The trend actually started a long time ago. In the beginning, the deficit was explained by the fact that foreigners – and the Chinese increasingly became the major culprits – stole American technology, know-how, and other forms of intellectual property.

As time progressed, these accusations became rarer as China – and this was acknowledged by US observers – increasingly developed its own high tech.  

There was also the proposition that the Chinese did not buy enough US agricultural products, a claim that has lapsed as it has become clear that these exports could not solve the problem of the trade deficit. And while the numbers of proposed goods declined, natural gas emerged as a saviour. 

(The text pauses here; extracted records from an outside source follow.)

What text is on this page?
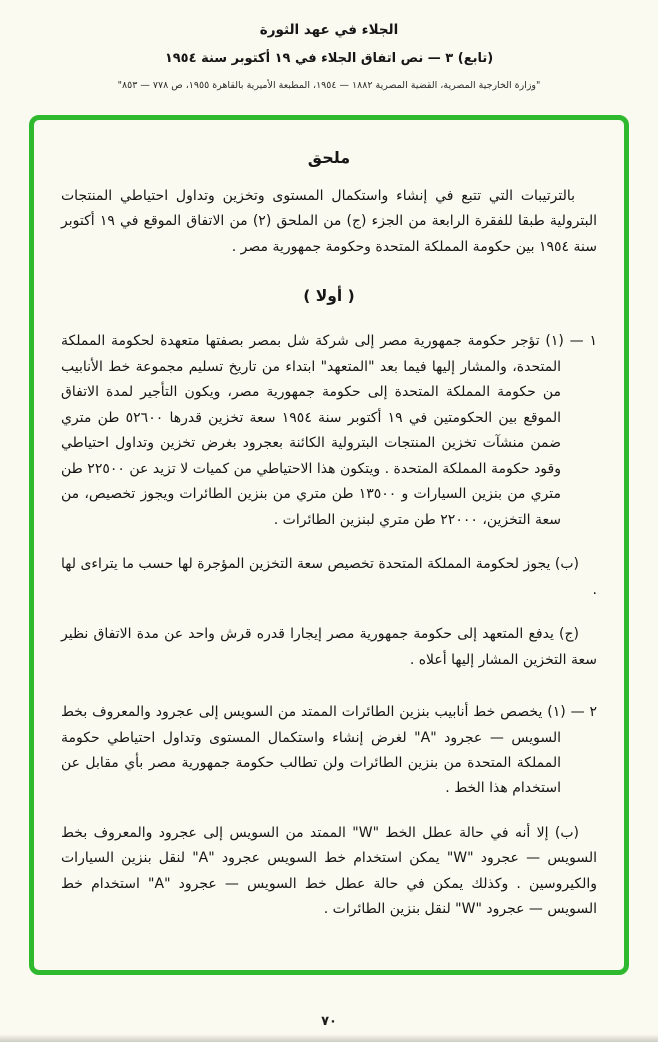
الجلاء في عهد الثورة
(تابع) ٣ — نص اتفاق الجلاء في ١٩ أكتوبر سنة ١٩٥٤
"وزارة الخارجية المصرية، القضية المصرية ١٨٨٢ — ١٩٥٤، المطبعة الأميرية بالقاهرة ١٩٥٥، ص ٧٧٨ — ٨٥٣"
ملحق

بالترتيبات التي تتبع في إنشاء واستكمال المستوى وتخزين وتداول احتياطي المنتجات البترولية طبقا للفقرة الرابعة من الجزء (ج) من الملحق (٢) من الاتفاق الموقع في ١٩ أكتوبر سنة ١٩٥٤ بين حكومة المملكة المتحدة وحكومة جمهورية مصر .

( أولا )

١ — (١) تؤجر حكومة جمهورية مصر إلى شركة شل بمصر بصفتها متعهدة لحكومة المملكة المتحدة، والمشار إليها فيما بعد "المتعهد" ابتداء من تاريخ تسليم مجموعة خط الأنابيب من حكومة المملكة المتحدة إلى حكومة جمهورية مصر، ويكون التأجير لمدة الاتفاق الموقع بين الحكومتين في ١٩ أكتوبر سنة ١٩٥٤ سعة تخزين قدرها ٥٢٦٠٠ طن متري ضمن منشآت تخزين المنتجات البترولية الكائنة بعجرود بغرض تخزين وتداول احتياطي وقود حكومة المملكة المتحدة . ويتكون هذا الاحتياطي من كميات لا تزيد عن ٢٢٥٠٠ طن متري من بنزين السيارات و ١٣٥٠٠ طن متري من بنزين الطائرات ويجوز تخصيص، من سعة التخزين، ٢٢٠٠٠ طن متري لبنزين الطائرات .

(ب) يجوز لحكومة المملكة المتحدة تخصيص سعة التخزين المؤجرة لها حسب ما يتراءى لها .

(ج) يدفع المتعهد إلى حكومة جمهورية مصر إيجارا قدره قرش واحد عن مدة الاتفاق نظير سعة التخزين المشار إليها أعلاه .

٢ — (١) يخصص خط أنابيب بنزين الطائرات الممتد من السويس إلى عجرود والمعروف بخط السويس — عجرود "A" لغرض إنشاء واستكمال المستوى وتداول احتياطي حكومة المملكة المتحدة من بنزين الطائرات ولن تطالب حكومة جمهورية مصر بأي مقابل عن استخدام هذا الخط .

(ب) إلا أنه في حالة عطل الخط "W" الممتد من السويس إلى عجرود والمعروف بخط السويس — عجرود "W" يمكن استخدام خط السويس عجرود "A" لنقل بنزين السيارات والكيروسين . وكذلك يمكن في حالة عطل خط السويس — عجرود "A" استخدام خط السويس — عجرود "W" لنقل بنزين الطائرات .

٧٠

With the development of new technology, gas could be extracted from many new gas fields, many of them in the US. The news excited Trump’s predecessor, Barack Obama, who assured the electorate that this would ensure the US economic vitality. There were several arguments.

First, it was proclaimed that the US would have a cheap source of energy; actually, the US would have the cheapest energy among all industrial nations. 

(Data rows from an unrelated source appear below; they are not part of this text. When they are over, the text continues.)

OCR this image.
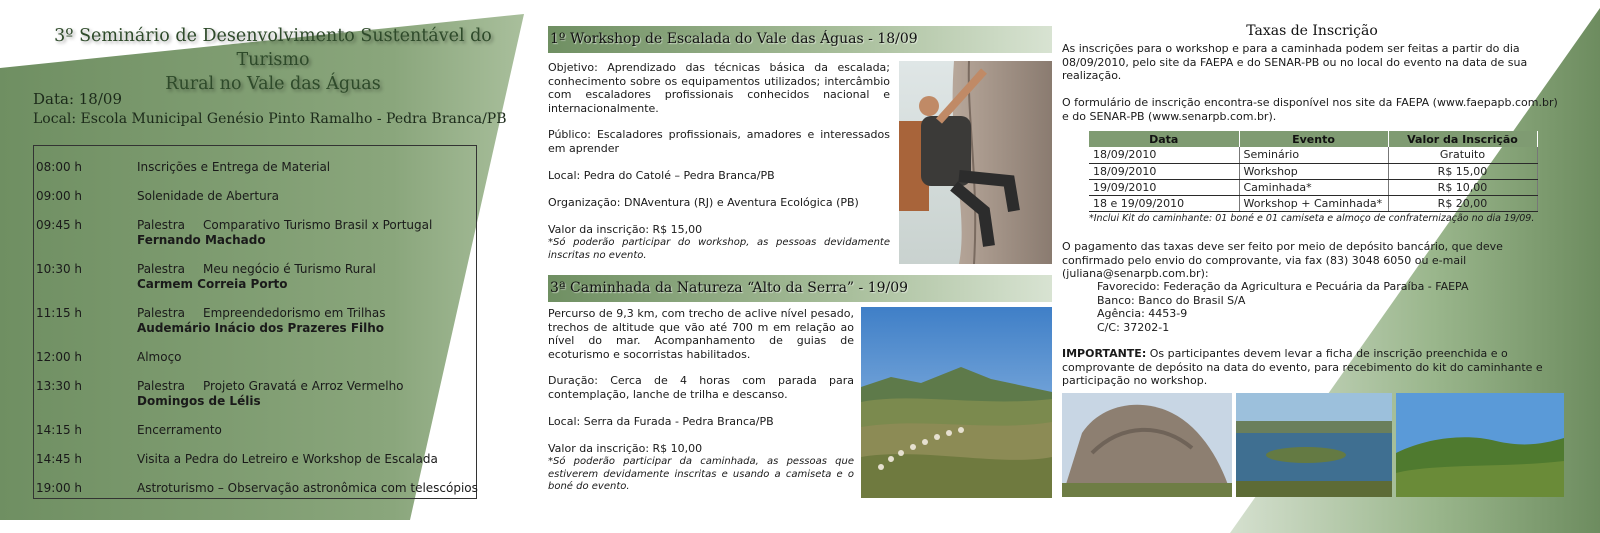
3º Seminário de Desenvolvimento Sustentável do Turismo
Rural no Vale das Águas
Data: 18/09
Local: Escola Municipal Genésio Pinto Ramalho - Pedra Branca/PB
08:00 h	Inscrições e Entrega de Material
09:00 h	Solenidade de Abertura
09:45 h	Palestra Comparativo Turismo Brasil x Portugal
Fernando Machado
10:30 h	Palestra Meu negócio é Turismo Rural
Carmem Correia Porto
11:15 h	Palestra Empreendedorismo em Trilhas
Audemário Inácio dos Prazeres Filho
12:00 h	Almoço
13:30 h	Palestra Projeto Gravatá e Arroz Vermelho
Domingos de Lélis
14:15 h	Encerramento
14:45 h	Visita a Pedra do Letreiro e Workshop de Escalada
19:00 h	Astroturismo – Observação astronômica com telescópios
1º Workshop de Escalada do Vale das Águas - 18/09
Objetivo: Aprendizado das técnicas básica da escalada; conhecimento sobre os equipamentos utilizados; intercâmbio com escaladores profissionais conhecidos nacional e internacionalmente.
Público: Escaladores profissionais, amadores e interessados em aprender
Local: Pedra do Catolé – Pedra Branca/PB
Organização: DNAventura (RJ) e Aventura Ecológica (PB)
Valor da inscrição: R$ 15,00
*Só poderão participar do workshop, as pessoas devidamente inscritas no evento.
3ª Caminhada da Natureza “Alto da Serra” - 19/09
Percurso de 9,3 km, com trecho de aclive nível pesado, trechos de altitude que vão até 700 m em relação ao nível do mar. Acompanhamento de guias de ecoturismo e socorristas habilitados.
Duração: Cerca de 4 horas com parada para contemplação, lanche de trilha e descanso.
Local: Serra da Furada - Pedra Branca/PB
Valor da inscrição: R$ 10,00
*Só poderão participar da caminhada, as pessoas que estiverem devidamente inscritas e usando a camiseta e o boné do evento.
Taxas de Inscrição
As inscrições para o workshop e para a caminhada podem ser feitas a partir do dia 08/09/2010, pelo site da FAEPA e do SENAR-PB ou no local do evento na data de sua realização.
O formulário de inscrição encontra-se disponível nos site da FAEPA (www.faepapb.com.br) e do SENAR-PB (www.senarpb.com.br).
Data	Evento	Valor da Inscrição
18/09/2010	Seminário	Gratuito
18/09/2010	Workshop	R$ 15,00
19/09/2010	Caminhada*	R$ 10,00
18 e 19/09/2010	Workshop + Caminhada*	R$ 20,00
*Inclui Kit do caminhante: 01 boné e 01 camiseta e almoço de confraternização no dia 19/09.
O pagamento das taxas deve ser feito por meio de depósito bancário, que deve confirmado pelo envio do comprovante, via fax (83) 3048 6050 ou e-mail (juliana@senarpb.com.br):
Favorecido: Federação da Agricultura e Pecuária da Paraíba - FAEPA
Banco: Banco do Brasil S/A
Agência: 4453-9
C/C: 37202-1
IMPORTANTE: Os participantes devem levar a ficha de inscrição preenchida e o comprovante de depósito na data do evento, para recebimento do kit do caminhante e participação no workshop.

Consequently, foreign capital would return to the US, investments making the country “great again,” to use Trump’s expression, at least as industrial power. This was, of course, an illusion, and even Trump did not raise this proposition.

The second assumption – and it also emerged during Obama’s presidency – was that not only would the US be energy-self-sufficient, but that LNG could make the US an “energy super-power.” It could be a new Saudi Arabia, and these arrangements would replace the necessity for reviving or reanimating industry.

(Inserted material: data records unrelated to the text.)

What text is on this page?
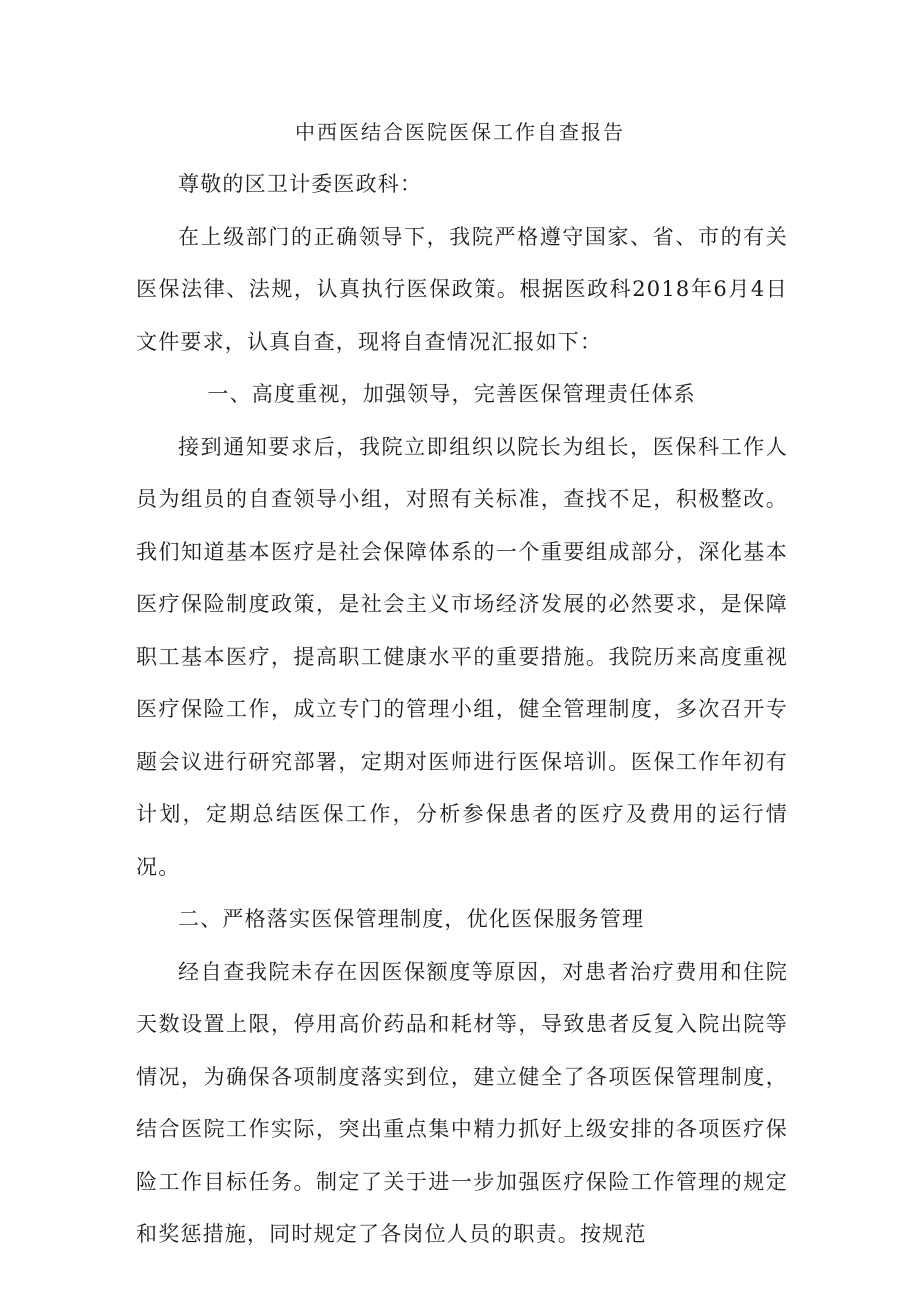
中西医结合医院医保工作自查报告

尊敬的区卫计委医政科：

在上级部门的正确领导下，我院严格遵守国家、省、市的有关医保法律、法规，认真执行医保政策。根据医政科2018年6月4日文件要求，认真自查，现将自查情况汇报如下：

一、高度重视，加强领导，完善医保管理责任体系

接到通知要求后，我院立即组织以院长为组长，医保科工作人员为组员的自查领导小组，对照有关标准，查找不足，积极整改。我们知道基本医疗是社会保障体系的一个重要组成部分，深化基本医疗保险制度政策，是社会主义市场经济发展的必然要求，是保障职工基本医疗，提高职工健康水平的重要措施。我院历来高度重视医疗保险工作，成立专门的管理小组，健全管理制度，多次召开专题会议进行研究部署，定期对医师进行医保培训。医保工作年初有计划，定期总结医保工作，分析参保患者的医疗及费用的运行情况。

二、严格落实医保管理制度，优化医保服务管理

经自查我院未存在因医保额度等原因，对患者治疗费用和住院天数设置上限，停用高价药品和耗材等，导致患者反复入院出院等情况，为确保各项制度落实到位，建立健全了各项医保管理制度，结合医院工作实际，突出重点集中精力抓好上级安排的各项医疗保险工作目标任务。制定了关于进一步加强医疗保险工作管理的规定和奖惩措施，同时规定了各岗位人员的职责。按规范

One might add here that Obama’s reasoning was quite similar to that of his counterparts in the Kremlin, who believed that Russia is an “energy superpower” and thus they need not pay much attention to the development of the country’s industrial base.

These delusions about easy fixes, widespread among a considerable segment of both the elite and the masses – have been perpetuated during Trump’s presidency. Consequently, Trump became quite aggressive in advertising American LNG. He – and of course a considerable number of US elite – proclaimed that Europe did not need Russian gas at all, and all of its needs could be well satisfied by LNG, mostly, of course, provided by the US.

Some eastern European countries, especially those with a strong dislike/suspicion of both Berlin and Moscow, apparently subscribed to this idea. China understood well the importance of LNG in Trump’s programme and this was one of the major reasons why Chinese proposed the Alaskan LNG enterprise to be built to provide China with LNG. 

The deal demonstrates to Trump that he was absolutely right in seeing LNG as the silver bullet: massive selling of LNG would solve the problem of the trade deficit, and no dramatic changes in the Beijing/Washington relationship is needed. At the same time Beijing can buy more precious time, until it is strong enough to look Washington straight in the eye. 

The proposition was not so much an economic as a geopolitical, gesture. Precisely because the enterprise is mostly political/geopolitical in nature, it is unlikely that it will spell the end of Power of Siberia, as some observers hope. Still, China’s actions would have had implications for Russia’s gas plans.

Implications for Russia

China’s engagement with the US, which is seen by most of the Russian elite as their clear geopolitical enemy, disturbs Russia. Even more, its apprehension was reinforced by the feeling that China is not as dependent on Russian gas as the Kremlin believed. Indeed, China had no interest in Power of Siberia 2 and other similar projects.

Gazprom CEO Alexei Miller responded to China’s actions by saying that China overestimated its ability to get enough gas outside Russia: by rejecting the additional gas lines from Russia, it risked a gas shortage. 

At the same time, Russian officials assured China that Russia would finish Power of Siberia on time. In addition, Russia started to search for alternative customers for gas, such as Japan.